“Menzies needn’t complain,” said Una hotly, looking down at the tall figure of the farmer out in the Long Pasture. “Father is going to send Sanbie, his son, to college when he leaves high school, lend him the money to go—a loan he never means to take back. They say that boy, burnt and exhausted as he was, just searched all through the night I was lost, saying: ‘Now you see her—and now you don’t!’”
A little mischief crept into the rippling tones, too—fixing a stationary star in Una’s dark eye.
Pemrose sat very still upon her warm rock, crop in hand, gazing down at the Long Pasture—its colts and horses.
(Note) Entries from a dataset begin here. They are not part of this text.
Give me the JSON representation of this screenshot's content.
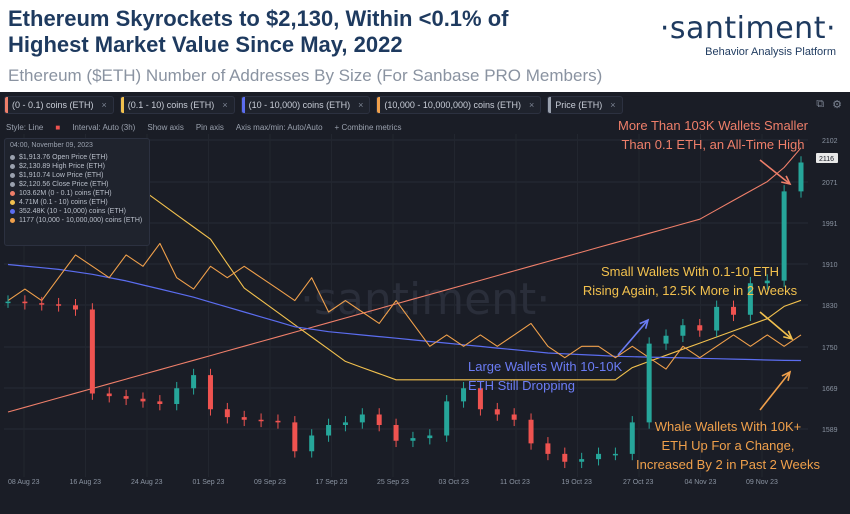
{
  "header": {
    "title_line1": "Ethereum Skyrockets to $2,130, Within <0.1% of",
    "title_line2": "Highest Market Value Since May, 2022",
    "subtitle": "Ethereum ($ETH) Number of Addresses By Size (For Sanbase PRO Members)",
    "brand_name": "·santiment·",
    "brand_tagline": "Behavior Analysis Platform"
  },
  "legend": [
    {
      "label": "(0 - 0.1) coins (ETH)",
      "color": "#ef7f6a"
    },
    {
      "label": "(0.1 - 10) coins (ETH)",
      "color": "#f2c14e"
    },
    {
      "label": "(10 - 10,000) coins (ETH)",
      "color": "#5b6df0"
    },
    {
      "label": "(10,000 - 10,000,000) coins (ETH)",
      "color": "#f0a04b"
    },
    {
      "label": "Price (ETH)",
      "color": "#9aa1ae"
    }
  ],
  "toolbar": {
    "style": "Style: Line",
    "interval": "Interval: Auto (3h)",
    "show_axis": "Show axis",
    "pin_axis": "Pin axis",
    "axis_minmax": "Axis max/min: Auto/Auto",
    "combine": "+ Combine metrics"
  },
  "infobox": {
    "date": "04:00, November 09, 2023",
    "rows": [
      {
        "text": "$1,913.76 Open Price (ETH)",
        "color": "#9aa1ae"
      },
      {
        "text": "$2,130.89 High Price (ETH)",
        "color": "#9aa1ae"
      },
      {
        "text": "$1,910.74 Low Price (ETH)",
        "color": "#9aa1ae"
      },
      {
        "text": "$2,120.56 Close Price (ETH)",
        "color": "#9aa1ae"
      },
      {
        "text": "103.62M (0 - 0.1) coins (ETH)",
        "color": "#ef7f6a"
      },
      {
        "text": "4.71M (0.1 - 10) coins (ETH)",
        "color": "#f2c14e"
      },
      {
        "text": "352.48K (10 - 10,000) coins (ETH)",
        "color": "#5b6df0"
      },
      {
        "text": "1177 (10,000 - 10,000,000) coins (ETH)",
        "color": "#f0a04b"
      }
    ]
  },
  "annotations": {
    "top_line1": "More Than 103K Wallets Smaller",
    "top_line2": "Than 0.1 ETH, an All-Time High",
    "small_line1": "Small Wallets With 0.1-10 ETH",
    "small_line2": "Rising Again, 12.5K More in 2 Weeks",
    "large_line1": "Large Wallets With 10-10K",
    "large_line2": "ETH Still Dropping",
    "whale_line1": "Whale Wallets With 10K+",
    "whale_line2": "ETH Up For a Change,",
    "whale_line3": "Increased By 2 in Past 2 Weeks"
  },
  "colors": {
    "background": "#1a1d26",
    "up_candle": "#26a69a",
    "down_candle": "#ef5350",
    "tiny_wallets": "#ef7f6a",
    "small_wallets": "#f2c14e",
    "large_wallets": "#5b6df0",
    "whale_wallets": "#f0a04b"
  },
  "chart_data": {
    "type": "line",
    "x_ticks": [
      "08 Aug 23",
      "16 Aug 23",
      "24 Aug 23",
      "01 Sep 23",
      "09 Sep 23",
      "17 Sep 23",
      "25 Sep 23",
      "03 Oct 23",
      "11 Oct 23",
      "19 Oct 23",
      "27 Oct 23",
      "04 Nov 23",
      "09 Nov 23"
    ],
    "y_ticks_price": [
      "2102",
      "2071",
      "1991",
      "1910",
      "1830",
      "1750",
      "1669",
      "1589"
    ],
    "price_label": "2116",
    "price_close_x": [
      "08 Aug",
      "10 Aug",
      "12 Aug",
      "14 Aug",
      "16 Aug",
      "18 Aug",
      "20 Aug",
      "22 Aug",
      "24 Aug",
      "26 Aug",
      "28 Aug",
      "30 Aug",
      "01 Sep",
      "03 Sep",
      "05 Sep",
      "07 Sep",
      "09 Sep",
      "11 Sep",
      "13 Sep",
      "15 Sep",
      "17 Sep",
      "19 Sep",
      "21 Sep",
      "23 Sep",
      "25 Sep",
      "27 Sep",
      "29 Sep",
      "01 Oct",
      "03 Oct",
      "05 Oct",
      "07 Oct",
      "09 Oct",
      "11 Oct",
      "13 Oct",
      "15 Oct",
      "17 Oct",
      "19 Oct",
      "21 Oct",
      "23 Oct",
      "25 Oct",
      "27 Oct",
      "29 Oct",
      "31 Oct",
      "02 Nov",
      "04 Nov",
      "06 Nov",
      "08 Nov",
      "09 Nov"
    ],
    "series": [
      {
        "name": "Price (ETH)",
        "values": [
          1855,
          1852,
          1850,
          1848,
          1840,
          1680,
          1675,
          1670,
          1665,
          1660,
          1690,
          1715,
          1650,
          1635,
          1630,
          1628,
          1625,
          1570,
          1600,
          1620,
          1625,
          1640,
          1620,
          1590,
          1595,
          1600,
          1665,
          1690,
          1650,
          1640,
          1630,
          1585,
          1565,
          1550,
          1555,
          1565,
          1565,
          1625,
          1775,
          1790,
          1810,
          1800,
          1845,
          1830,
          1890,
          1895,
          2065,
          2120
        ]
      },
      {
        "name": "(0 - 0.1) coins (ETH)",
        "values": [
          98.0,
          98.1,
          98.2,
          98.3,
          98.4,
          98.5,
          98.6,
          98.7,
          98.8,
          98.9,
          99.0,
          99.1,
          99.2,
          99.3,
          99.4,
          99.5,
          99.6,
          99.7,
          99.8,
          99.9,
          100.0,
          100.1,
          100.2,
          100.3,
          100.4,
          100.5,
          100.6,
          100.7,
          100.8,
          100.9,
          101.0,
          101.1,
          101.2,
          101.3,
          101.4,
          101.5,
          101.6,
          101.7,
          101.8,
          101.9,
          102.0,
          102.1,
          102.3,
          102.5,
          102.7,
          102.9,
          103.2,
          103.62
        ]
      },
      {
        "name": "(0.1 - 10) coins (ETH)",
        "values": [
          4.72,
          4.721,
          4.722,
          4.724,
          4.726,
          4.728,
          4.73,
          4.729,
          4.728,
          4.726,
          4.724,
          4.722,
          4.72,
          4.716,
          4.712,
          4.71,
          4.708,
          4.706,
          4.704,
          4.702,
          4.7,
          4.699,
          4.698,
          4.697,
          4.697,
          4.697,
          4.697,
          4.697,
          4.697,
          4.697,
          4.697,
          4.697,
          4.697,
          4.697,
          4.697,
          4.697,
          4.697,
          4.699,
          4.7,
          4.701,
          4.702,
          4.703,
          4.704,
          4.705,
          4.706,
          4.707,
          4.709,
          4.71
        ]
      },
      {
        "name": "(10 - 10,000) coins (ETH)",
        "values": [
          364.2,
          364.0,
          363.8,
          363.6,
          363.3,
          363.0,
          362.6,
          362.2,
          361.7,
          361.2,
          360.7,
          360.2,
          359.6,
          359.0,
          358.4,
          357.8,
          357.2,
          356.6,
          356.3,
          356.0,
          355.8,
          355.6,
          355.4,
          355.2,
          355.0,
          354.8,
          354.6,
          354.4,
          354.2,
          354.0,
          353.8,
          353.6,
          353.4,
          353.3,
          353.2,
          353.1,
          353.0,
          352.95,
          352.9,
          352.85,
          352.8,
          352.75,
          352.7,
          352.65,
          352.6,
          352.55,
          352.5,
          352.48
        ]
      },
      {
        "name": "(10,000 - 10,000,000) coins (ETH)",
        "values": [
          1180,
          1181,
          1180,
          1182,
          1184,
          1183,
          1182,
          1184,
          1183,
          1185,
          1182,
          1181,
          1183,
          1182,
          1183,
          1182,
          1181,
          1180,
          1182,
          1179,
          1180,
          1179,
          1178,
          1180,
          1178,
          1176,
          1177,
          1176,
          1177,
          1176,
          1177,
          1178,
          1176,
          1175,
          1176,
          1176,
          1175,
          1176,
          1175,
          1174,
          1176,
          1175,
          1176,
          1177,
          1176,
          1177,
          1176,
          1177
        ]
      }
    ]
  }
}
Seven months had passed since Andrew wheeled Revel on the verge of a washout, where the road had been eaten away—months in which the two girls had tasted the novel excitements of boarding school life, minus radio between their two rooms—and it was the first time that Una had seemed inclined to talk freely and naturally of a wild ride up and down Little Sister Mountain—Little Sister smiling under her April curl papers of mist.
“Yes, Mr. Grosvenor said the horse which carried me after you should never go out of the family,” dimpled Pemrose, “and that, as I was an honorary member thereof, he was going to give him to me,” arching black eyebrows. “He’d have made Treff a present of Cartoon, too, only ‘Hop’—I call him that when I want to tease him—said he wouldn’t have that old Sickle Face, at any price.... But what put Her—I’m not going to call her your aunt—into your head now?”
“Father has been to see her lately.” Una’s lip corners twitched a little. “You know she was taken to a hospital, very ill with brain fever, after Andrew stopped the two horses on the verge of that washed-out bank—Andrew has never stopped, calling himself a ‘fool-body’, since, because he didn’t let her go over.”
There was the faintest note of a chuckle in the voice now.
“So you can talk about it easily; can you?” Pemrose glanced, sidelong, at her friend, murmuring silently to herself. “It seems as if that night in the cabin on Little Sister was a ‘canny moment’ as Andrew calls the hour of birth,” with a mute little quiver of laughter. “And so—and so She’s getting better,” she said aloud.
“Yes, she was very weak after the fever and either couldn’t or wouldn’t remember—things. But now she seems softened—sorry for what she did.”
“So she jolly well may be—as Treff would say!” Pemrose kicked at the grass with her riding-boot. “I suppose it was she who set fire to the shed?”